How to open our minds, hearts, and homes to our neighbours.

Cherie Harder
Cherie Harder serves as president of The Trinity Forum, and prior to joining the Trinity Forum in 2008, Ms. Harder served in the White House as Special Assistant to the President and Director of Policy and Projects for First Lady Laura Bush. Ms. Harder has contributed articles to publications including Policy Review, Human Events, Harvard Political Review, and various newspapers.

Flying in over the Twitter transom over the last few days came various bits of sad, bad, or maddening news: A third of Republicans assent to parts of the QAnon conspiracy theory. Sizable groups of both Democrat and Republican partisans believe the country would be better off if large numbers of the opposing party were dead. Around one in six Americans stopped talking to a close friend or relative because of the election.

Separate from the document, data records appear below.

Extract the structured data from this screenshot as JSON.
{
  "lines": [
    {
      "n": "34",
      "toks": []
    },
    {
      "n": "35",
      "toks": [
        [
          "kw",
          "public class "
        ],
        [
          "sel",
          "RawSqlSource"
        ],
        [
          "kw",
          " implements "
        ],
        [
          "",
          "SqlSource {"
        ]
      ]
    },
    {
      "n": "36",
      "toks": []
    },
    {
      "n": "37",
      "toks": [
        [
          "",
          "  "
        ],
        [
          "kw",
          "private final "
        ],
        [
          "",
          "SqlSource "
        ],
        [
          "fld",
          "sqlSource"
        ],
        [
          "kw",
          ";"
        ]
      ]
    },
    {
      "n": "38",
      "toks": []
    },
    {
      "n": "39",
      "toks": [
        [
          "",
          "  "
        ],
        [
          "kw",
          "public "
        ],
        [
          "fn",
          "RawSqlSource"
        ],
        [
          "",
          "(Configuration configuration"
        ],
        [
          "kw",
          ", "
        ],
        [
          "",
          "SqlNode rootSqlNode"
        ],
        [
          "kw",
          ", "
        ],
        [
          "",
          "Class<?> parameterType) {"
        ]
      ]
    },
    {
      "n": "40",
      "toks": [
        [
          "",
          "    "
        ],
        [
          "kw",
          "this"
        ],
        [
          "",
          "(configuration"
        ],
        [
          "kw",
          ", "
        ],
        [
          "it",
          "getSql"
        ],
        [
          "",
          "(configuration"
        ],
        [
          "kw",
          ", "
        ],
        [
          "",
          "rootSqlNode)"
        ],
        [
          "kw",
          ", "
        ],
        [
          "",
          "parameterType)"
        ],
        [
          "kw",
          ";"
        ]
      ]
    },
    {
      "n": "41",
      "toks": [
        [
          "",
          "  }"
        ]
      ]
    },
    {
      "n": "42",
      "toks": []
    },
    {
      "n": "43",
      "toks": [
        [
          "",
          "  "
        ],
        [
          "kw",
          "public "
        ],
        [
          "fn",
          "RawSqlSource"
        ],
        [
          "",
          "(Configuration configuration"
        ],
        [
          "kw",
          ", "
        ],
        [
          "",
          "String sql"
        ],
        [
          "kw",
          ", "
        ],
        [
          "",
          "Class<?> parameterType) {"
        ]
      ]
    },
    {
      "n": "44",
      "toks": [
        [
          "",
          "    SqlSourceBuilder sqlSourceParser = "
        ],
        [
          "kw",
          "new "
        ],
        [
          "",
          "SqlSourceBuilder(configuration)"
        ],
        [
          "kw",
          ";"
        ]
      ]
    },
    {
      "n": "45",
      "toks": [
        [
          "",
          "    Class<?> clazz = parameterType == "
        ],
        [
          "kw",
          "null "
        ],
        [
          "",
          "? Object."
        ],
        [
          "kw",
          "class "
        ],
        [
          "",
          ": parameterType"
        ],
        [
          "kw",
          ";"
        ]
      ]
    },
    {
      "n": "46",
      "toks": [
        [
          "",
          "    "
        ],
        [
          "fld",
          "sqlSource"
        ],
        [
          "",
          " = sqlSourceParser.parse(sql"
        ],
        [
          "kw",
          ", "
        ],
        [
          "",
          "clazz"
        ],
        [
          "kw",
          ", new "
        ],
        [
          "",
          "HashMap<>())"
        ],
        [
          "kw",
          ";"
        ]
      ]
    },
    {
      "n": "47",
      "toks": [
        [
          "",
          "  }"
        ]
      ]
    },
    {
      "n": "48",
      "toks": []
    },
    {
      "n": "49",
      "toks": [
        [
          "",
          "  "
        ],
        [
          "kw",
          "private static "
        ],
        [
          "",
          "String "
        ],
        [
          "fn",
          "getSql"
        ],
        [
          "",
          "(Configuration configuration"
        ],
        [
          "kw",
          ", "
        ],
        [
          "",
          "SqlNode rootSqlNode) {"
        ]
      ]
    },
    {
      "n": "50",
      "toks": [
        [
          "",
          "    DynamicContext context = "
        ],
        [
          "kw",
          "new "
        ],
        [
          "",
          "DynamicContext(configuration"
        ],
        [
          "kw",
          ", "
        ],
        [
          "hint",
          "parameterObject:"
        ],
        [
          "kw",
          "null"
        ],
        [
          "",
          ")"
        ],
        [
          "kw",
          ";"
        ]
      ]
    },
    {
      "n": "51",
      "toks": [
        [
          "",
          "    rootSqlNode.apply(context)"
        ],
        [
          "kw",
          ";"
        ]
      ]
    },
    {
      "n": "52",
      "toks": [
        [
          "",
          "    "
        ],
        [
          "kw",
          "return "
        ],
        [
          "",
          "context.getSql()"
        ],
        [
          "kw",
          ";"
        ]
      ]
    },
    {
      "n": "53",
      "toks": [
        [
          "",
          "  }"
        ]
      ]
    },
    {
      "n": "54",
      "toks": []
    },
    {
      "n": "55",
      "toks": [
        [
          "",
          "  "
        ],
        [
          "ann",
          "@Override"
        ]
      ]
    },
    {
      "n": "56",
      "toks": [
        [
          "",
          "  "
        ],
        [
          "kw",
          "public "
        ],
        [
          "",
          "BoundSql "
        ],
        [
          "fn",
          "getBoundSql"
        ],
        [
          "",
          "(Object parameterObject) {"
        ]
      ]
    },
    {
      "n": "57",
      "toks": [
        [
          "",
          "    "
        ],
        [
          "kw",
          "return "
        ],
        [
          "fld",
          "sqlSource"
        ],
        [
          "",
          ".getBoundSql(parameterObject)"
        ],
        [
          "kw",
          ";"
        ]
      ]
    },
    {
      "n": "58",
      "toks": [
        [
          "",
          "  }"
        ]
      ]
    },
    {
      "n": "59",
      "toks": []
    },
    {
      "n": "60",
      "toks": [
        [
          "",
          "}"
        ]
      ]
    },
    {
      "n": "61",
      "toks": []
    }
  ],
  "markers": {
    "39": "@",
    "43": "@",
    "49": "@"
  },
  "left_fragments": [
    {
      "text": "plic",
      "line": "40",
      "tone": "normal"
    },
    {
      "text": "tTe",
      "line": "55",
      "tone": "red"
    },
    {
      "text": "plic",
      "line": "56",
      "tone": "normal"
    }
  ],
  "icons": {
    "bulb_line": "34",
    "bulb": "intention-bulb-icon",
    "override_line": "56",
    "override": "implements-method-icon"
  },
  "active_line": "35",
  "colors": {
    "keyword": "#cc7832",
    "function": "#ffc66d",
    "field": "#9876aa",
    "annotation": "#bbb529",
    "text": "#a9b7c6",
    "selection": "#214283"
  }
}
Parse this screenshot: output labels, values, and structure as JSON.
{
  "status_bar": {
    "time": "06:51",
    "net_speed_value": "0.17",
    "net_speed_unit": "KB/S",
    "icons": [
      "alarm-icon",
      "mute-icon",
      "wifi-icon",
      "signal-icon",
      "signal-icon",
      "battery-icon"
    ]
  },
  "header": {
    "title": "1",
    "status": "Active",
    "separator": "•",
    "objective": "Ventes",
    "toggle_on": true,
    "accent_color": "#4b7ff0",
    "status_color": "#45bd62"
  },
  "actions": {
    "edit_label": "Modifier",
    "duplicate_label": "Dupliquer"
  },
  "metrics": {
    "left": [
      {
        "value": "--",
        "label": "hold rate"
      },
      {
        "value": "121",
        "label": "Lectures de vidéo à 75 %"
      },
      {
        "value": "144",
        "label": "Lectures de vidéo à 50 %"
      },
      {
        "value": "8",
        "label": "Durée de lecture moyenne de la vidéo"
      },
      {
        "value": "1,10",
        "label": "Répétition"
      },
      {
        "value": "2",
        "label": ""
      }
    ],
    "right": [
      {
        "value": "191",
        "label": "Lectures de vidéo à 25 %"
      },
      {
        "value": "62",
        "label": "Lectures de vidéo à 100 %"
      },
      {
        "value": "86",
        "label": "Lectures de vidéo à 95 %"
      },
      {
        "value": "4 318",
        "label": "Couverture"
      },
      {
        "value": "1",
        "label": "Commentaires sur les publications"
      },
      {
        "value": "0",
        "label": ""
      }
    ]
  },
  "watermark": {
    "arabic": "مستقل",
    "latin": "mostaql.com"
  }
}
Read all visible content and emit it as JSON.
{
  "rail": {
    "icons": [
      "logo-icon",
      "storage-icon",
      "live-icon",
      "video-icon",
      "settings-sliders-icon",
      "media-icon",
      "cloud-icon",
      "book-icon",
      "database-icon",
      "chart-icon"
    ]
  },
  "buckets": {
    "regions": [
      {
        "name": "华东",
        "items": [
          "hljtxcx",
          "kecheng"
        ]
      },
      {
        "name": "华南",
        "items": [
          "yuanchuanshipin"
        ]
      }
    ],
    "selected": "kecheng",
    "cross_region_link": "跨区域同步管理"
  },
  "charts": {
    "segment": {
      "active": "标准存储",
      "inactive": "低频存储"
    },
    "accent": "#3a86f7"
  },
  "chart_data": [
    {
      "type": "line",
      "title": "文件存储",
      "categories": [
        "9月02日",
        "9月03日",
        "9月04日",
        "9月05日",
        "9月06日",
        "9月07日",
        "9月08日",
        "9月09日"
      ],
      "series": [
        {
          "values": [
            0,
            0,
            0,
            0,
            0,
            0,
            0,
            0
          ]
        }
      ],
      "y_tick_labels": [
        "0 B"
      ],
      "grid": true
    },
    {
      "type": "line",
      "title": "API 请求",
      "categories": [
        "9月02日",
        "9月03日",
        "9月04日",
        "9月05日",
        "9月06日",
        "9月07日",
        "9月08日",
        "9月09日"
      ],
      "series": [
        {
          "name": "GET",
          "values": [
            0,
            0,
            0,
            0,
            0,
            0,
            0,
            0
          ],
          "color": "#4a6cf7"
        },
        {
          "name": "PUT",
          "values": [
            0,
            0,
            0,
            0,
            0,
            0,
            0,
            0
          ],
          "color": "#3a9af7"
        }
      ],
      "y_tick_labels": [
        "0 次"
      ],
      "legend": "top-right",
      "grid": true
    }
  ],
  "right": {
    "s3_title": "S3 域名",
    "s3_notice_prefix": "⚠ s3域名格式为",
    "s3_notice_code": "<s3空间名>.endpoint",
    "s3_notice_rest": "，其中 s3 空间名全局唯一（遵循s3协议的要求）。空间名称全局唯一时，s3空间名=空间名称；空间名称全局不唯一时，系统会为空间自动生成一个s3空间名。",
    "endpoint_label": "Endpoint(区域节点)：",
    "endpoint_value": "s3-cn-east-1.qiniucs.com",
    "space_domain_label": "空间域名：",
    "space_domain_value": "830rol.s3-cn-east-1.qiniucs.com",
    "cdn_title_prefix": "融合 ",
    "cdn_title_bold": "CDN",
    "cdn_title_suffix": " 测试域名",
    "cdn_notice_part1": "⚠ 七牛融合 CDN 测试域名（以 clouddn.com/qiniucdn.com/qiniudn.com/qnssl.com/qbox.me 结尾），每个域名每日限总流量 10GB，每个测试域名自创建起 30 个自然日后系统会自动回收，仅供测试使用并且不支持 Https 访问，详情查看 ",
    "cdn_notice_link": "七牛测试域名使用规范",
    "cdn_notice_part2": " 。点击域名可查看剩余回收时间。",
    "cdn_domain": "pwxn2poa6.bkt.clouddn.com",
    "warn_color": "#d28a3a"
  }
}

Each hour seems to bring new confirmation of our angry, addled, and alienated state. We are so focused on the darkness in others we can no longer see clearly. The irony is that while partisans are busy asserting that their opponents are evil and stupid, the very act of doing so—widely replicated as it is, and provoking a corresponding vitriol from the other side—renders our public discourse and character as a whole ever more callous, clueless, and cruel. We are becoming what we denounce.

How to disrupt this vicious cycle? A society of diminishing public trust in both institutions and each other—riven by difference we seem unable to bridge, and marked by malice and misinformation—calls for creative means of rebuilding a shared sense of the common good. Vital to such renewal will be the reinvigoration of what might seem a modest practice: the extension of intellectual hospitality.